U.S. President Barack Obama Thursday took a strong stand against a planned referendum on the future of Ukraine's Crimea region. Obama imposed financial sanctions and travel restrictions on those the U.S. accuses of undermining democracy in Ukraine, even as thousands of Russian troops remained inside Crimea.
Congressional leaders are pledging support for those sanctions, and for the people of Ukraine.
The White House says President Obama has told his Russian counterpart, Vladimir Putin, that Moscow's actions in Ukraine are a violation of that country's sovereignty and territorial integrity.
Officials say the two leaders spoke for an hour on the telephone Thursday. It is their first known direct contact since Saturday, shortly after Russian forces took control in Ukraine's Crimean peninsula.
Meanwhile, as a crowd of Russian sympathizers stood in support, lawmakers in the Crimean parliament voted to hold a referendum later this month on whether Crimea should leave Ukraine and become part of Russia.
At the White House, President Barack Obama said the U.S. considers that referendum illegal:
"The proposed referendum on the future of Crimea would violate the Ukrainian constitution and violate international law. Any discussion about the future of Ukraine must include the legitimate government of Ukraine," said President Obama.
The tense stand-off continues in the Crimea. Russian soldiers surround a military base in the mountains, with Ukrainian soldiers hunkered down inside.
And in Washington, President Obama said the United States is determined to work with its European Union allies to ensure that Russia pays a price for its intervention.

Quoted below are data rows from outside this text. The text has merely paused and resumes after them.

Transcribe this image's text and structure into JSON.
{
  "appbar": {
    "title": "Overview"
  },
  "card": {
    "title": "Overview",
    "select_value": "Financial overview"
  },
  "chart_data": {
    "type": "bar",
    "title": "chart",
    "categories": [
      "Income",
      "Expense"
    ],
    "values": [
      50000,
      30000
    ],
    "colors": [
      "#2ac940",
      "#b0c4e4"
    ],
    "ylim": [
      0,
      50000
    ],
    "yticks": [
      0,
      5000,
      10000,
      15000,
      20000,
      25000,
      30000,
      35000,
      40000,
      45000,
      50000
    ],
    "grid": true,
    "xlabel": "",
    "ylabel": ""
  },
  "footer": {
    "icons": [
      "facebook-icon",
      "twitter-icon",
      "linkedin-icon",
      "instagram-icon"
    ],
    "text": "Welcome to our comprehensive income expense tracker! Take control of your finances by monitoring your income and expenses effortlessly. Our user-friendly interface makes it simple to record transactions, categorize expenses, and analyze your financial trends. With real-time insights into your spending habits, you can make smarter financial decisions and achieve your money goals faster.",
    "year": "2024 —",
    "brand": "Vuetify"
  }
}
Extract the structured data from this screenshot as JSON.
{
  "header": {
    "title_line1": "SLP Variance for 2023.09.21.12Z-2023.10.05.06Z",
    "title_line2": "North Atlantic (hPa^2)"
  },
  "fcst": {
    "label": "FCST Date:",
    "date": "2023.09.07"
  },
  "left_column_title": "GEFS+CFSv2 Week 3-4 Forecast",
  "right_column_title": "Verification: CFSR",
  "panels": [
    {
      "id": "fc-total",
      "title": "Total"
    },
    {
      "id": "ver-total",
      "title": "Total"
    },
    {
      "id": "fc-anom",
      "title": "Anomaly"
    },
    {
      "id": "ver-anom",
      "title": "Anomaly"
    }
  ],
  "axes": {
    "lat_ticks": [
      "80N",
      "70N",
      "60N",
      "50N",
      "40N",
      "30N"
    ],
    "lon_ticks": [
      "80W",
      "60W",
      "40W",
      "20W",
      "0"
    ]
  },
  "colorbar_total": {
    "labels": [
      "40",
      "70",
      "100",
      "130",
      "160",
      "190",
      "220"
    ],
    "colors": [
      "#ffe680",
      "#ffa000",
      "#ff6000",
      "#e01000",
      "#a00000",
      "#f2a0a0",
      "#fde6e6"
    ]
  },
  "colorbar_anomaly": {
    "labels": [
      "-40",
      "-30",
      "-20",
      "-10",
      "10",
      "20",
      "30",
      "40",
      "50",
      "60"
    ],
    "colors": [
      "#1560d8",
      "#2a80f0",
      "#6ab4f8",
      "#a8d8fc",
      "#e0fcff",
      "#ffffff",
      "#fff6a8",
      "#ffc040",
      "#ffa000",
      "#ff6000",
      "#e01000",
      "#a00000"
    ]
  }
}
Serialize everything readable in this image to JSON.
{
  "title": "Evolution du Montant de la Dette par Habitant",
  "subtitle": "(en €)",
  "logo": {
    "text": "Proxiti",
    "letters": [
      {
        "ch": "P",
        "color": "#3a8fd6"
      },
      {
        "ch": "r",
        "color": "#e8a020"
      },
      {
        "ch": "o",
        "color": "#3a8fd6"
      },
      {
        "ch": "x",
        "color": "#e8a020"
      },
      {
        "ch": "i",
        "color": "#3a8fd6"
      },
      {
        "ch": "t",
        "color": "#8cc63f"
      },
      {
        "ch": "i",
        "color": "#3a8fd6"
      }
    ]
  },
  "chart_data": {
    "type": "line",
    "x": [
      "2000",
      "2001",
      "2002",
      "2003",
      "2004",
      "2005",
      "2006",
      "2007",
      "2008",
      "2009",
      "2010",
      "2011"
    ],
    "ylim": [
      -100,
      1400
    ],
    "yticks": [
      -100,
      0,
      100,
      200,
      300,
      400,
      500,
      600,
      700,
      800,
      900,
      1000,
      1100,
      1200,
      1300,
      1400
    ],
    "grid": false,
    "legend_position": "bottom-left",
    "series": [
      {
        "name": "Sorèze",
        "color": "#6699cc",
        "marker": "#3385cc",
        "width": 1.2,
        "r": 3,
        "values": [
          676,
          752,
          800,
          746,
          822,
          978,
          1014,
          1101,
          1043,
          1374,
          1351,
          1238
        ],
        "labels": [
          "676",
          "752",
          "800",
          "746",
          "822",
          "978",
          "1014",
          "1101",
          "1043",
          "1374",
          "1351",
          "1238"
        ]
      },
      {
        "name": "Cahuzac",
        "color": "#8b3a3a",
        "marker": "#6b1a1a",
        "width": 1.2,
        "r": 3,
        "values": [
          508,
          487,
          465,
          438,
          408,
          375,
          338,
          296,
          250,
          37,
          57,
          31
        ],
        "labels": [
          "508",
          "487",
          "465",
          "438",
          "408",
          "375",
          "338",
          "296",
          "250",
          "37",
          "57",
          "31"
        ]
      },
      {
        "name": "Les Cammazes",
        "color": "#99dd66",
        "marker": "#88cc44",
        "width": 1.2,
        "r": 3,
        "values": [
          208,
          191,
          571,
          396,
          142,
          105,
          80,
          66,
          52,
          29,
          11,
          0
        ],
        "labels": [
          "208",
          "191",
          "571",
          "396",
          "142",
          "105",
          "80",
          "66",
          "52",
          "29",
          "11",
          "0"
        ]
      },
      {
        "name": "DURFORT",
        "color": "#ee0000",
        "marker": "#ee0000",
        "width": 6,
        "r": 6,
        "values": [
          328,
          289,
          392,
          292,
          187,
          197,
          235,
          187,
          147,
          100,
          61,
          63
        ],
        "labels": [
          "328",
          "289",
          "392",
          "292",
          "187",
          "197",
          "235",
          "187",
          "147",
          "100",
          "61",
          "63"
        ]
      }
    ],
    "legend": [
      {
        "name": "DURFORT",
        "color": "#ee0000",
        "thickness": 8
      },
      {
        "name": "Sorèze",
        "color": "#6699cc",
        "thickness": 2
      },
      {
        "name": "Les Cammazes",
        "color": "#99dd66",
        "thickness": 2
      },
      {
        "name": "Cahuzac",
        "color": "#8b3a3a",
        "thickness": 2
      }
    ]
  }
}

"This morning I signed an executive order that authorizes sanctions on individuals and entitites responsible for violating the sovereignty and territorial integrity of Ukraine or for stealing the assets of the Ukrainian people," said Obama.
The order is aimed at Russian officials as well as Ukrainians, stopping them from transfering wealth out of the U.S. It also cancels or denies their U.S. visas, although no targeted individuals are named.
The president called for Congress to take action and Republican House Speaker John Boehner welcomed the new sanctions.
"I support limited sanctions outlined by the president today to freeze some assets and block U.S. visas. It is a welcome first step, but we remain committed to working with the administration to give President Obama as many tools as needed to put President Putin in check and prevent Russia from infringing on the sovereignty of any of its neighbors," said Boehner.
Late Thursday, the U.S. House of Representatives voted to provide loan guarantees of $1 billion to Ukraine. It's a fraction of the Ukrainian government's request, but the first tangible congressional action, and awaits Senate approval.
On the Senate side, Democratic Senate Foreign Relations Committee Chairman Robert Menendez lent his support to President Obama.
"President Putin’s game of Russian roulette has pointed the gun at the international community’s head. I believe this time he has miscalculated, and I certainly believe that we should not blink," said Menendez.
U.S. Secretary of State John Kerry met with Russian Foreign Minister Sergei Lavrov in Rome Thursday. Lavrov said afterwards that there is still no agreement to end the crisis. And still, scenes like this one play out in an eastern Ukranian city where police cleared pro-Russian protestors from a regional government building they had occupied.